18 mars 2008
Crèmes au chocolat et à la pralinoise

Me voici de retour avec une nouvelle recette... Un dessert tout simple inspiré d'une recette d'un autre blog, mais honte sur moi je n'arrive plus à mettre la main dessus.
J'ai acheté de l'agar-agar il y a quelques jours, et je compte bien l'utiliser pour mes crèmes et flans. Je ne vous ai pas parlé de mon 1er essai car je l'avais trouvé un peu décevant. Je crois que j'avais tenté trop de choses nouvelles en même temps (agar-agar mais aussi lait d'amande etc...). Cette fois ci, j'ai opté pour une crème plus classique.
CREME AU CHOCOLAT ET A LA PRALINOISE
Ingrédients:
- 75g de chocolat noir
- 75g de pralinoise
- 75g de sucre
- 3 jaunes d'oeuf
- 30 cl de lait demi-écrémé
- 20 cl de crème fraîche semi-épaisse
- 1 cc d'agar-agar
Préparation:
1) Verser la crème et le lait dans une casserole et porter à ébullition.
2) Pendant ce temps, battre les jaunes d'oeuf et le sucre jusqu'à obtention d'un mélange mousseux.
3) Quand la crème bout, la verser sur les oeufs et bien mélanger en ajoutant l'agar-agar. Transvaser de nouveau ce mélange dans la casserole et porter à ébullition quelques minutes.
4) Casser le chocolat et la pralinoise en morceaux. Les mettre dans le saladier précédemment utilisé pour battre les oeufs.
5) Quand le mélange crème+oeufs s'est un peu épaissi, le verser sur le chocolat et mélanger énergiquement. La chaleur de la crème doit faire fondre le chocolat, et on obtient ainsi une crème homogène.
6) Verser dans de petits ramequins, les mettre au frigo plusieurs heures.
Résultat
La crème a bien prise, peut etre même un peu trop, car on dirait plus des flans qu'une crème. La consistance est un peu curieuse en fait, pas désagréable mais pas extraordinaire non plus. Je crois que j'ai mis trop d'agar-agar, il faut que j'apprenne à mieux le doser.
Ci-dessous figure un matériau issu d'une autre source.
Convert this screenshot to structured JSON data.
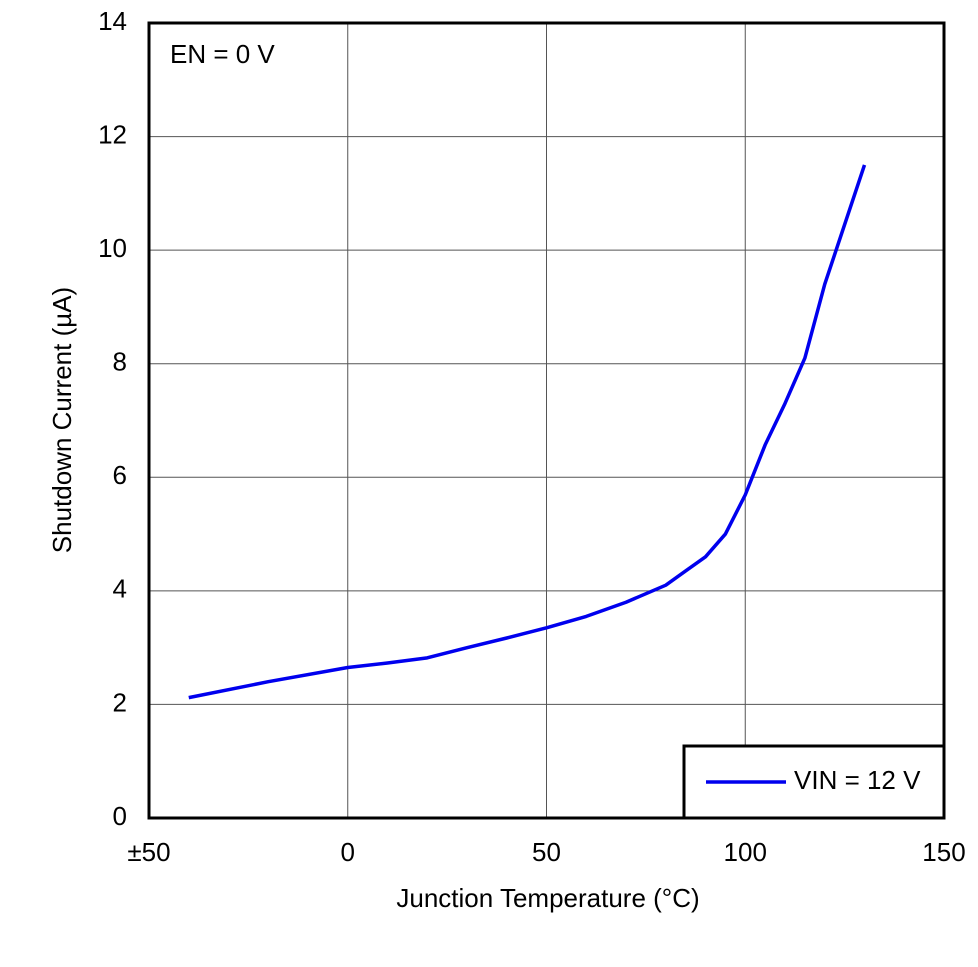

Au goût, cette crème est géniale. J'adore surtout le chocolat noir, Massimiliano est plus un fan de chocolat au lait, et avec cette crème, nous avons trouvé un terrain d'entente!!
Conclusion
A refaire en mettant moitié moins d'agar-agar. Mais je retiens l'idée, car c'est une crème très facile à faire et vraiment très bonne.
15 novembre 2007
Crème renversée vanille et mangues en carpaccio
Pour mon anniversaire, j'ai reçu un petit livre intitulé Renversez-moi (C. Moreau chez Hachette Pratique). Il contient toute une série de recettes de plats et de desserts qui se démoulent à l'envers (mais pas de tatins).
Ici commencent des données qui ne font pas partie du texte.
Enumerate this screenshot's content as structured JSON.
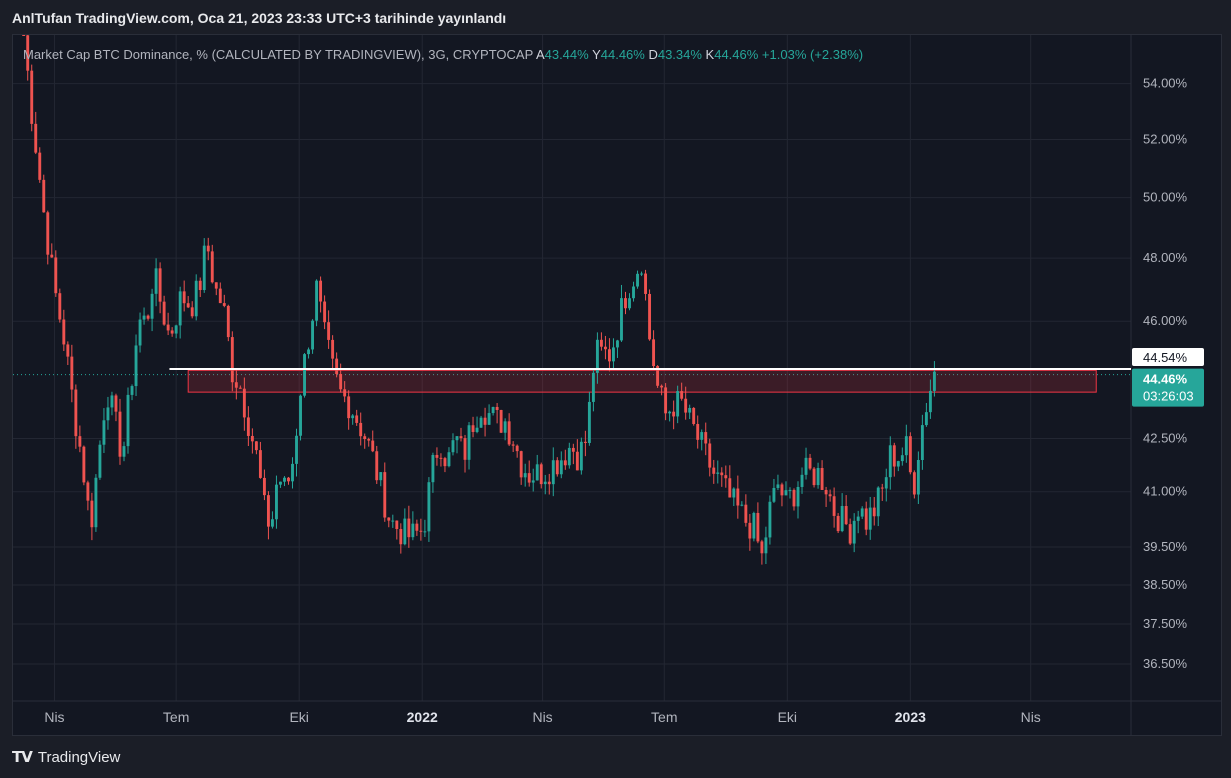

Le plus simple est probablement la crème renversée ; je n'en avais jamais fait mais c'est effectivement d'une absence totale de difficultés. Voici les proportions pour 3 ramequins pas trop remplis (ou 2 ramequins de gourmands).
1) faire un caramel un peu blond et liquide ; en tapisser le fond de petits moules en porcelaine
2) faire bouillir 12 cl de lait avec une demi gousse de vanille (de Tahiti), verser sur un oeuf fouetté avec 25g de sucre ; battre encore une minute, et verser dans les ramequins. Enfourner pour 40 minutes dans le four à 170°, dans un bain-marie.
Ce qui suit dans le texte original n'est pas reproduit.